Home 9 Inspiration 9 Lessons from Faith 9 It’s in the bag

It’s in the bag

by | Dec 16, 2012 | Lessons from Faith

What says “Christmas” like a bag? There is Santa’s bag on the back of his sleigh, of course. Mail carrier bags are looking heavier these days as they deliver so many red-enveloped Christmas cards.  Even the Grinch had “some old empty sacks.” (Which he filled, then emptied.)

Then there are the shopping bags – Oh! The Shopping bags! – with handles or without, filled with white tissue and flat boxes, made of paper or plastic, pushed in carts, looped over elbows, and all hidden in closets for one more week.

Then there are these bags:

CFCR bags

Grocery bags filled at the food cupboard, waiting for delivery.

Every month this community food cupboard packs 300 grocery bags that are then delivered to the homes of mostly elderly and multigenerational families. Each household’s bags are filled from the cupboard’s shelves based on a pre-printed shopping list; some are designated for a low-sodium or a diabetic diet. Sometimes the list is designated for both.

They get the staples, just like you and I do when we make a shopping list: peanut butter, milk, eggs, canned soup, canned fruit, beans, cereal, pasta, sauce, and tuna. This month we had a couple of bonus items: tea bags and rolls of toilet paper. A real bounty is when we can include a bar of soap.

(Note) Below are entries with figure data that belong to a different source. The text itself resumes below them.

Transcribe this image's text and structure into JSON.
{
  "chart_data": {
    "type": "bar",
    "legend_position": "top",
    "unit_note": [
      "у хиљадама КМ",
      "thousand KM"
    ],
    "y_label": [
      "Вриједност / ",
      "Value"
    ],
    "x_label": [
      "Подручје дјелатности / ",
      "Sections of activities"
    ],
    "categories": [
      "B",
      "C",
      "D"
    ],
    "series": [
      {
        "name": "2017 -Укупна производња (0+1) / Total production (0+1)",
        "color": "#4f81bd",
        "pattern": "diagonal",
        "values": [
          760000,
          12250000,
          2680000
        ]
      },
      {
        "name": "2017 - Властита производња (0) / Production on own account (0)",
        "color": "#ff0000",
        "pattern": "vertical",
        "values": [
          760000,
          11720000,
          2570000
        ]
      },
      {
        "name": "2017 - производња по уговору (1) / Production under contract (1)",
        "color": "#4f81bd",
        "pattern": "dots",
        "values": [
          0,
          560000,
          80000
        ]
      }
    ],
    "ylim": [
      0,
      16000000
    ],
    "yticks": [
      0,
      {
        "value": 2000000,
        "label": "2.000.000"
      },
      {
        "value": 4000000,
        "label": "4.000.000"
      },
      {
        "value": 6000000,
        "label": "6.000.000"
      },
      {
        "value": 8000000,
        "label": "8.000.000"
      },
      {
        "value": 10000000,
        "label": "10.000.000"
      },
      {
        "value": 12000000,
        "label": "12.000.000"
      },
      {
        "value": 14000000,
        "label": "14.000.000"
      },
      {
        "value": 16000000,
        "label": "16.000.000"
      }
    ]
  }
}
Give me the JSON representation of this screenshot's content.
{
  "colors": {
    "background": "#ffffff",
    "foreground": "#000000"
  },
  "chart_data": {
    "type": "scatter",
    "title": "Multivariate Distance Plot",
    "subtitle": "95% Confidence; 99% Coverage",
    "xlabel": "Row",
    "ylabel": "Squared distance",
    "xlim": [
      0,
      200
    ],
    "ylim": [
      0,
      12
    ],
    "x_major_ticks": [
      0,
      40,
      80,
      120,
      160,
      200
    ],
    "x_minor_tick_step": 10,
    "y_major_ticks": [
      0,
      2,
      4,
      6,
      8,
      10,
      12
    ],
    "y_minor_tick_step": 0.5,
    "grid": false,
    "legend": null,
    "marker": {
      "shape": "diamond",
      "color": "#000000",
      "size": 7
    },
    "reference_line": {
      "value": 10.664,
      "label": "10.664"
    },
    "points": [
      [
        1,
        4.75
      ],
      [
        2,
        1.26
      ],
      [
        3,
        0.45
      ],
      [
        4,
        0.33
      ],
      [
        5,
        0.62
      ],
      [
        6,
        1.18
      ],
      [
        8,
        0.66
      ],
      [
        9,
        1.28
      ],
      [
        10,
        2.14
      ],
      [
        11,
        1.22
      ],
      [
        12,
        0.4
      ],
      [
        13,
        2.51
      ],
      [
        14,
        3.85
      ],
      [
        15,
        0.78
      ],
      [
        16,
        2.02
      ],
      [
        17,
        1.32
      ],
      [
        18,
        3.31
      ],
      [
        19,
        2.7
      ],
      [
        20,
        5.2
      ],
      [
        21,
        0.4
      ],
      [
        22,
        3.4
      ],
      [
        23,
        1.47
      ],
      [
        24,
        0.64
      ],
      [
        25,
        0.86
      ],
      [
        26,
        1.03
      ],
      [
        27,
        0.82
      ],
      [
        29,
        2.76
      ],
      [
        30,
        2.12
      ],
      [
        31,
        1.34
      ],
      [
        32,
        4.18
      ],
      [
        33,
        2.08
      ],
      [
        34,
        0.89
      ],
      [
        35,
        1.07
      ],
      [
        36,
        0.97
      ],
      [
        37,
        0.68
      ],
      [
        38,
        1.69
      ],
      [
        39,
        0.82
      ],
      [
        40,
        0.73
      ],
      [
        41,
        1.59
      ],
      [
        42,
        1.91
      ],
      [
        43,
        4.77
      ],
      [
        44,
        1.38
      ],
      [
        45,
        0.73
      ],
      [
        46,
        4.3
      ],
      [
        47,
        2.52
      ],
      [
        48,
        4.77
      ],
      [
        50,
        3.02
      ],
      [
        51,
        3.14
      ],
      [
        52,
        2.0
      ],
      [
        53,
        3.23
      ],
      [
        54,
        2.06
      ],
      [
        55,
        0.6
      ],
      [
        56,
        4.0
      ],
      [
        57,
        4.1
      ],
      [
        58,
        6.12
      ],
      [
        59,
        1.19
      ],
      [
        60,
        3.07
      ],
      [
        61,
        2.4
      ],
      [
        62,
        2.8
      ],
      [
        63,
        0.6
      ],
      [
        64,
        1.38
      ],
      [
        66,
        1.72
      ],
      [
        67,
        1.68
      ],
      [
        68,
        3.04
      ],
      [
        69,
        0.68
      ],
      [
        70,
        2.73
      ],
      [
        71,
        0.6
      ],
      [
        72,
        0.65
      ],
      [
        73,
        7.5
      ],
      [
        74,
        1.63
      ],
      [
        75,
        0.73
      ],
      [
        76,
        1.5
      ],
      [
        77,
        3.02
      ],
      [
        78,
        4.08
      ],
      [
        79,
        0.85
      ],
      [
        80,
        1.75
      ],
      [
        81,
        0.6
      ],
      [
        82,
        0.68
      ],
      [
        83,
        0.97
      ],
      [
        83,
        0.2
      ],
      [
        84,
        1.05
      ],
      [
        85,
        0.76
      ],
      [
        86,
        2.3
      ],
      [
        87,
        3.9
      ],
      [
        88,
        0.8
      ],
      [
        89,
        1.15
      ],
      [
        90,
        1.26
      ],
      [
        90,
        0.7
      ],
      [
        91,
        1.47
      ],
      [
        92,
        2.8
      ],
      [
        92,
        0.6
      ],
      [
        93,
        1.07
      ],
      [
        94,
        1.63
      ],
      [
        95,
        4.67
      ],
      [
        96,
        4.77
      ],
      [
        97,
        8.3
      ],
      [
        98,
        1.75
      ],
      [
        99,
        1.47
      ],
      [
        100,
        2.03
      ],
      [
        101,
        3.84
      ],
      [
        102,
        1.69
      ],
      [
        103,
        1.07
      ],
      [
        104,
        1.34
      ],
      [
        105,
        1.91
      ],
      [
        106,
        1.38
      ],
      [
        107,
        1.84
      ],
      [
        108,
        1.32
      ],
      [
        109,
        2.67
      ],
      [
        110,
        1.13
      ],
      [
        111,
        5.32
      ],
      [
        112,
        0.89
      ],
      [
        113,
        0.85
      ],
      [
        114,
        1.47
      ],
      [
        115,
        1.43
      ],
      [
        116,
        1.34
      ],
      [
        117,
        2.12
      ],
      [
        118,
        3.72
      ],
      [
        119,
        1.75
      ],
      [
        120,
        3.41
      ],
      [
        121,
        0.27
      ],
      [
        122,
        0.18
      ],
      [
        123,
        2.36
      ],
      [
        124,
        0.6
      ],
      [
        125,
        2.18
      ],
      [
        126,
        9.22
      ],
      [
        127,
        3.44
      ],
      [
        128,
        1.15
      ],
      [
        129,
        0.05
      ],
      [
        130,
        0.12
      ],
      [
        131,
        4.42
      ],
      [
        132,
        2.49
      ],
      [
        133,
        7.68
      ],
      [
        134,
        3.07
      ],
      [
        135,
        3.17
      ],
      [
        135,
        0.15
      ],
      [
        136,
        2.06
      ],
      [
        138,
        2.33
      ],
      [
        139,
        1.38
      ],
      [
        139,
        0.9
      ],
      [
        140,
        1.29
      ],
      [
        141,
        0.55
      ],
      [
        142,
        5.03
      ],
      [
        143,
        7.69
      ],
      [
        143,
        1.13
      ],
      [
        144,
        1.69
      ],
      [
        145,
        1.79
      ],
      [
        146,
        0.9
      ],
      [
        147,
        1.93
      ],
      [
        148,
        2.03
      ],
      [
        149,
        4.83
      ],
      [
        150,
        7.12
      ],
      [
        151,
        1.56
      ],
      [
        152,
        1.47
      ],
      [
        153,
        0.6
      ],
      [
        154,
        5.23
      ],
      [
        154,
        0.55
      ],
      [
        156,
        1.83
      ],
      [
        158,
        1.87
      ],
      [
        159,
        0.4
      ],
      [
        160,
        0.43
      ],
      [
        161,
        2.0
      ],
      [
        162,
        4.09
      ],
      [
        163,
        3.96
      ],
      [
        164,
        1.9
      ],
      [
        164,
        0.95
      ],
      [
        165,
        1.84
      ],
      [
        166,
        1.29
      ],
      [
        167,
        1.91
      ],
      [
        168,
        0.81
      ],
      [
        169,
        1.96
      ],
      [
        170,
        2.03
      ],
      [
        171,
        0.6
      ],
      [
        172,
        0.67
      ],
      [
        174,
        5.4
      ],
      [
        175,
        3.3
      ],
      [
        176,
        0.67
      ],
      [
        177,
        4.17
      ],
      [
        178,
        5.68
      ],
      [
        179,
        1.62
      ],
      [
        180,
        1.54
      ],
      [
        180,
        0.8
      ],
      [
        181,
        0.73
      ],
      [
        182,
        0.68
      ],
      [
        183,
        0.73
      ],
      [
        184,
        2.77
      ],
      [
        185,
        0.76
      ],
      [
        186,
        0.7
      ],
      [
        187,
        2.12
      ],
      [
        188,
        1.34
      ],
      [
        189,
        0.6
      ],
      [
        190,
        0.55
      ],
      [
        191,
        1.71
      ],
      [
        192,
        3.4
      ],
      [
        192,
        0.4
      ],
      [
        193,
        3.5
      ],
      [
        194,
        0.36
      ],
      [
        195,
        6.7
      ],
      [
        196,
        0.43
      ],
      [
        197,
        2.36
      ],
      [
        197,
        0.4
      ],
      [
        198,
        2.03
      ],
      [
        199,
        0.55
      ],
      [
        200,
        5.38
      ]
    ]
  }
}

If the list indicates a household with children (often custodial grandparents), we “sweeten the bag” by searching the food cupboard’s shelves for one-off extras like a cake mix with frosting.

This is another local food cupboard that provides weekly bags of grocery staples to qualifying households. They also manage a backpack program during the school year that fills the bag with food and snacks to feed that child through a weekend. And, every fall they distribute backpacks filled with school supplies.

At Christmas-time their basement resembles what Santa’s workshop must look like right now. Each big bag holds a family’s entire Christmas:

Christmas in a bag.

Christmas in a bag. (More than 100!)

Both places are very busy filling bags. We fill these bags with the simple things that we have to give, and that can make a big difference in a life.

We fill them with jars of peanut butter, or packs of pencils, or this season’s hottest action figure. We tuck in a little hope. We double-bag it in love. We deliver it full, then take it back empty. And repeat.